TENGA Inventor Interview vol.02The Birth of TENGA

KM: It was a lack of the image of security, confidence and assurance in the products.

Could you explain in detail?

KM: The products didn’t have a barcode, nor any company name, website or contact details – anything that would make the manufacturers liable. They were overtly obscene and it was embarrassing even looking at them. I feel products for sexual pleasure are made to relieve human needs; just as people need to eat and sleep, people need to relieve sexual urges. Sleeping is cared for with pillows, blankets and beds and the urge to eat is literally catered to in infinite ways; why, then, isn’t man’s third basic urge has to be so underground? Research shows most men masturbate and almost all have tried it at least once. Why should we have to feel unsafe with the products that are supposed to deal with this need?

Unsafe?

KM: That’s right. These products convey any security for the user. In our daily lives we text on Apple smartphones, watch Sony TVs, run in a pair of NIKE shoes, and go out with LOUIS VUITTON bags. All these products are very high in quality but more importantly they all have a sense of security that comes with the brand’s label: the company’s belief in their product integrity and their liability.

I see!

KM: The problem was with the manufacturers. I’d roughly estimate over 95% of men who enter these stores masturbate; talking about sex and sexuality is increasingly the norm; importantly, it’s unhealthy to repress sexual appetite. However, back in those days the products for such a basic need were made for a very niche, very unique audience – the designs were illustrations of little girls or disembodied female sex organs, and the names were too obscene to read aloud in public. The problem I saw was that for something that was so normal such as masturbation, the products to deal with these needs were the polar opposite of normal. I knew then that there was a lot to be done.

You saw a gap in the market?

KM: For example, even if an innovator like Bill Gates was to enter an already mature market like the auto industry, to achieve not similar, but groundbreaking innovation surpassing giants like Toyota would be near impossible. The auto industry is built on trial and error, quite literally the blood, sweat and tears of engineers, mechanics and technicians for decades past. So for a man of even Bill Gates’ talent to even establish the same foundation is impossible. However, the adult industry was different. One look was all I needed to be convinced of the improvements that had to be made; the possibility to create something revolutionary. I decided then and there to commit myself. Looking back on it now it all happened in a matter of 15 minutes or so. The beginning of TENGA was like a flash, it was great. I quit my job the next day and started making prototypes. I was living off my savings of 10 million yen, waking at 6am creating non-stop til 2am the following day.

Wow! How did you feel making the prototypes?

KM: I was a clueless amateur; no experience in injection molding or anything. I just believed that I’d find a way if I kept moving forward. I made the very first prototypes just so I wouldn’t lose sight of the goal; it didn’t matter that I couldn’t see the path ahead.

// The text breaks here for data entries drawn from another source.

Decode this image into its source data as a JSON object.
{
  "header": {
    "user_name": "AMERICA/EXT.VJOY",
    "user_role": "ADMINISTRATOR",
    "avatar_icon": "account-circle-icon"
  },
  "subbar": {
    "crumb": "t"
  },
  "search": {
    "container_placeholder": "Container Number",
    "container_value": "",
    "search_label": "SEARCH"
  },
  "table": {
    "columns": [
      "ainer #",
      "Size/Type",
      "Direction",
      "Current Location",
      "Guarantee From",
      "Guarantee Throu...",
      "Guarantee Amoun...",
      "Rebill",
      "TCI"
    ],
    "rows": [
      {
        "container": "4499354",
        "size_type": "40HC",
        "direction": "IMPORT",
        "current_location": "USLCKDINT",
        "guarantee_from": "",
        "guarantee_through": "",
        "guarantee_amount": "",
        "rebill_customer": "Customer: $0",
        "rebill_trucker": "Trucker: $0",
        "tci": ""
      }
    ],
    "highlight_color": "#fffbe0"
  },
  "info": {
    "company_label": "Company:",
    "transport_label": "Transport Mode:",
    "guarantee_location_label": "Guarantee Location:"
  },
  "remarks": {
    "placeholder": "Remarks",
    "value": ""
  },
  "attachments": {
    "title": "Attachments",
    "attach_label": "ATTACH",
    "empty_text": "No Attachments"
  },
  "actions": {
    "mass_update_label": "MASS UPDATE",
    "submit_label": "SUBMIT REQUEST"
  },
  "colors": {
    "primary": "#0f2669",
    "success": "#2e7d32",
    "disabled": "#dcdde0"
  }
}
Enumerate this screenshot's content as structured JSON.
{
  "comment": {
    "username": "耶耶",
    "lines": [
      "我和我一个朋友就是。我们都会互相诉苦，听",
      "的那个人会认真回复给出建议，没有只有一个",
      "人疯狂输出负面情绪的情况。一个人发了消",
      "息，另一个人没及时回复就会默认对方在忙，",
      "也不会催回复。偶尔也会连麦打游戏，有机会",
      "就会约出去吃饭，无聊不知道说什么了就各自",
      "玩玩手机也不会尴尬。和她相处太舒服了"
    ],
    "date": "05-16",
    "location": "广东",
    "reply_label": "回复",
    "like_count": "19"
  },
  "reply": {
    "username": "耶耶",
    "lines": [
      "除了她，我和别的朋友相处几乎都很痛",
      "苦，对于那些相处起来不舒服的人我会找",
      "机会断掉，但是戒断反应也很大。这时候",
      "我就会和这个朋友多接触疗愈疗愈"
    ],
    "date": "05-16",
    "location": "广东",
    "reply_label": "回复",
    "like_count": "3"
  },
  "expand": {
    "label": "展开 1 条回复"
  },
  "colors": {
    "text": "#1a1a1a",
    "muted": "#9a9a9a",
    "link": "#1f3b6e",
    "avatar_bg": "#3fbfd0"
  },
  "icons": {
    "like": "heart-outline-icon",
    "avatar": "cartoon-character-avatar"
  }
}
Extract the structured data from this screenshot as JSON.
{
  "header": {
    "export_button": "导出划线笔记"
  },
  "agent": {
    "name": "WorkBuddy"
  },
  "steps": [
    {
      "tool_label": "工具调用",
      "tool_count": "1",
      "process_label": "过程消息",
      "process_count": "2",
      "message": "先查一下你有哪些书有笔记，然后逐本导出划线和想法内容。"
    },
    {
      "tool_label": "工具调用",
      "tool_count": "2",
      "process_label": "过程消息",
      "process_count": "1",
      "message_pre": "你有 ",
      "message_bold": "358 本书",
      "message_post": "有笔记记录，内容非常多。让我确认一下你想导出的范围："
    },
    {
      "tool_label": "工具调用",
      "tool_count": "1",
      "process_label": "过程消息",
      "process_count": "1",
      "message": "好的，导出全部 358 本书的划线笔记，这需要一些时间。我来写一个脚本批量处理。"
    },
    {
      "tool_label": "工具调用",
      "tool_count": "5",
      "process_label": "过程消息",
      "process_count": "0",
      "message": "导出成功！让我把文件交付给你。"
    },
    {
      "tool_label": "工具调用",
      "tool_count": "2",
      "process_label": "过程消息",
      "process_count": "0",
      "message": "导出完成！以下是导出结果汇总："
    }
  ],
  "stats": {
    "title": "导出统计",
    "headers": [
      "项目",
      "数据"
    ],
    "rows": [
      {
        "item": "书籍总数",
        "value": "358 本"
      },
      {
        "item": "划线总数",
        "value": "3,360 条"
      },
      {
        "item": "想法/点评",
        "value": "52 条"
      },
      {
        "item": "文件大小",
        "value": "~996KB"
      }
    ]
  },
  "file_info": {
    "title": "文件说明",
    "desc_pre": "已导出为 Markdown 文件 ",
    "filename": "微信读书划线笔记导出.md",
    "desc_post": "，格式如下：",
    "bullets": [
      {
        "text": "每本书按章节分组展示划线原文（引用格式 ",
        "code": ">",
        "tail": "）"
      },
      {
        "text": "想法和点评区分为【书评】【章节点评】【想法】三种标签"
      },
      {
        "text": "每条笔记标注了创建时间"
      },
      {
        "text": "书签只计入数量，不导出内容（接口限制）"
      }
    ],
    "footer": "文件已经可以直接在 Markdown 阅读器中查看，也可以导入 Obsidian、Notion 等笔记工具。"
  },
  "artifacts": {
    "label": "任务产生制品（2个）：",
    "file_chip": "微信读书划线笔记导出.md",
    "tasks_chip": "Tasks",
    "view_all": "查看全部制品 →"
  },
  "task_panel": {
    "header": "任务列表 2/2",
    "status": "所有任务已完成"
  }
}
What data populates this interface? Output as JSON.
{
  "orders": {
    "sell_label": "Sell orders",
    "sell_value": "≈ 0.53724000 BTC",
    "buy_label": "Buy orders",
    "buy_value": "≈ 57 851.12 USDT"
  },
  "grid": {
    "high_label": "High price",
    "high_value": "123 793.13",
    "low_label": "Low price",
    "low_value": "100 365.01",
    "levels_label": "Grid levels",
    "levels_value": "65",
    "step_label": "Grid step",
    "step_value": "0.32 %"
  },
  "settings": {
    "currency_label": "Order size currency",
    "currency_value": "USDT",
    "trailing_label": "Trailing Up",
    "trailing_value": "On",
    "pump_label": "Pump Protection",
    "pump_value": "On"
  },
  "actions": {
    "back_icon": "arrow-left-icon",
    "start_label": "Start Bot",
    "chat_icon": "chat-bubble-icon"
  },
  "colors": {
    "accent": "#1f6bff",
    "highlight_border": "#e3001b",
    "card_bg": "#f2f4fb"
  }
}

It was a great challenge – the fog in front of me and just pushing forward. I know that standard processes in production are important but at that time for me it was all improvisation and that was important. The fog would gradually clear and I’d see a path, following that path would reveal a challenge, and I’d carefully complete the challenge to achieve a goal. I thought that was what it was all about – looking back on it now I was completely blind! But I had to keep moving, I’d already begun and I had no time to hesitate.

Let’s call what you had, “momentum.” Was the image of success there as well? Did you have just the will to continue or did you strongly believe there was success at the end?

KM: Thinking about losing isn’t an option if you haven’t even started the fight. It’s not the image of success; it is “whatever it takes to create a tangible product close to the ideal.” A strong belief of thinking that I will make lots of people happy and that this will become a sex toy that anyone can use.

I see.

KM: These days we use a “concept-sheet” for ideas and planning the production process but at that time I didn’t have anything like this at my disposal – or knowledge! I wouldn’t write an idea down, I’d make a physical sample using cheap materials. For our CUP Series, the Original Vacuum CUP came from a water bottle, the Soft Tube CUP was a squeezable shampoo bottle, the Rolling Head CUP was made from those toy hammers for kids…! The materials came from a 100 Yen stores (like $1 stores) and the like. I looked for the right materials, I made a prototype… Then I’d destroy it. This is the real hard part. It would take me weeks to make one design but I would destroy it if it was not what I was looking for. Ultimately, though, these mistakes helped in the search for a new discovery.